Il m’a semblé important de le revoir et de parler avec lui, peut-être pour la première fois malgré toutes celles cependant où nous avons l’occasion de le faire, car dans un contexte différent et nouveau pour nous. Là où les hommes sont décevants, n’est-il pas normal de monter (au moins essayer), un étage au-dessus ?

— Vous ici ? Quelle surprise ! Quel plaisir !

— Bonjour, mon père, j’espère que je ne vous dérange pas.

— Voyons, mon enfant, lorsqu’une brebis est retrouvée n’a-t-on pas le devoir de laisser les 99 qui n’ont pas de problème quelques temps ?

— Sans doute. Je vous remercie.

— Viens. Ne restons pas dans la cuisine. Tu vois, l’endroit n’est pas très accueillant mais nous ne manquons de pas grand-chose, de rien d’essentiel en tout cas : la joie de vivre ! Viens près de la cheminée nous serons plus à même de discuter ! Depuis combien de temps ne t’ai-je pas vu ?

— Je suis sorti de Melun il y a un an et demi, maintenant…

— Tout ce temps ! Un an et demi que tu as regagné la liberté !

— Non…

— Comment ça : non ?

— Je suis sorti avant-hier de la Santé.

Il me regarde avec un air étonné et dur sans l’être, c’est étonnant, je ne connaissais pas cette expression faciale chez les gens.
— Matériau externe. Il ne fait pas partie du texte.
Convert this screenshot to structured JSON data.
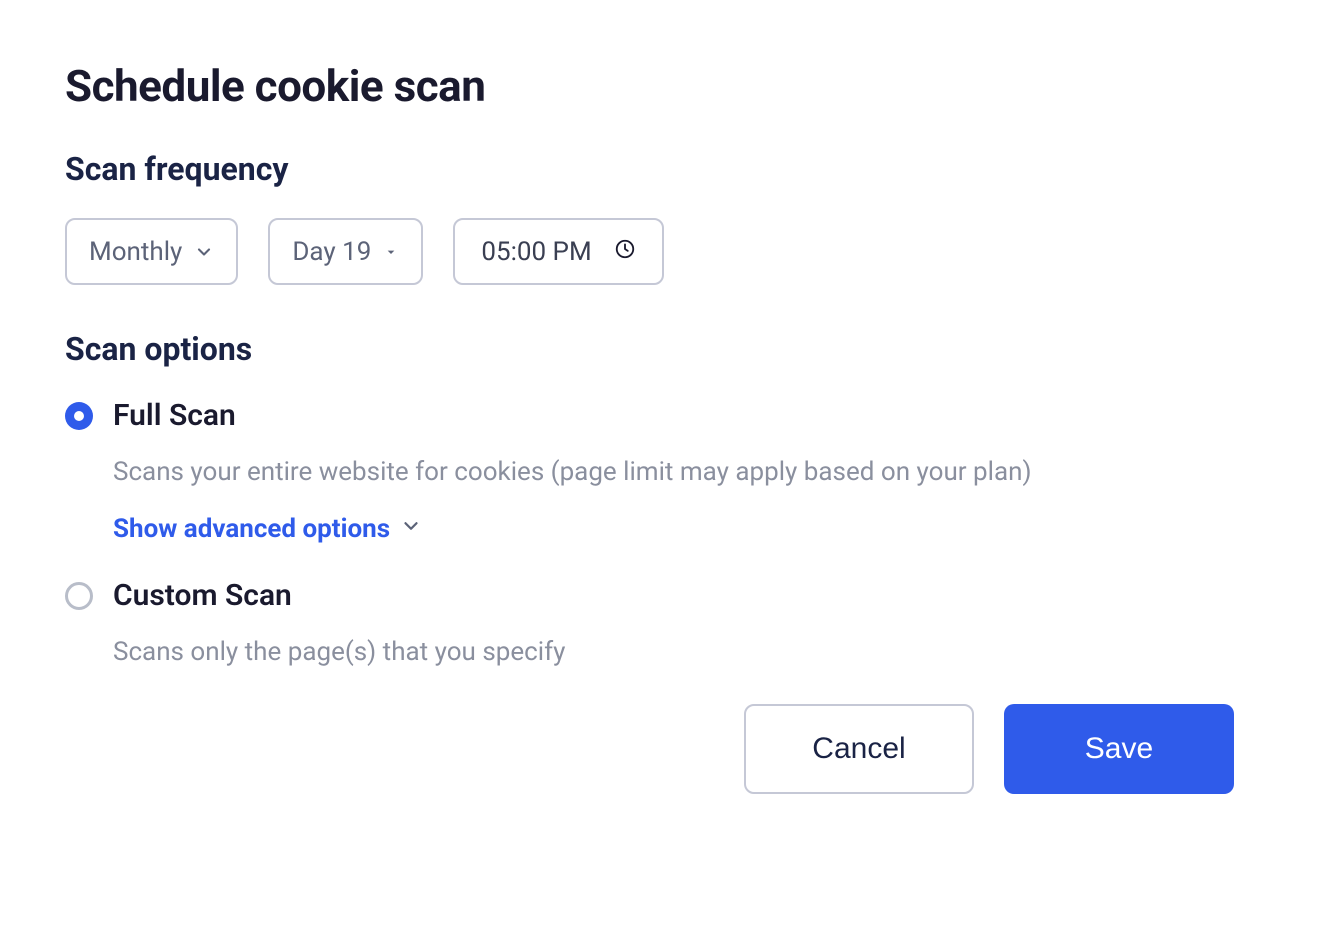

— Qu’est-ce qui s’est passé ?

— Ma première sortie n’a pas été facile…

— Tu étais pourtant un détenu modèle. On ne t’aurait pas confié la bibliothèque, sinon.

— Non… pas un modèle. Jamais. Même si j’aurais souhaité l’être. Un saint souillé… un martyr meurtrier, peut-être.

» D’abord, j’ai bien voulu être une espèce d’ascète dans ma chute et ma juste condamnation. Ainsi, je ne voulais pas demander de grâce (je n’y aurais pas eu droit de toute façon en raison de la nature de mon acte), ni de remise de peine, ne serait-ce qu’une liberté conditionnelle ou semi-liberté. Mon avocat se fâchait parfois, me faisait du chantage affectif en me disant de penser à ma famille. Je voulais supporter ma peine comme un ermite accepte les privations de toutes sortes, mais je n’avais personne qui voyait mes “efforts”. Seulement la famille et mon avocat qui ne comprenaient pas, même si mes proches ne me disaient rien. Je voyais bien dans leurs yeux (on dit tellement sans rien dire), et dans les lettres de ma maman… Et puis le temps faisant, j’ai accepté tout ce que l’on m’offrait, tous les recours, sans plus rien objecter… Comme les autres.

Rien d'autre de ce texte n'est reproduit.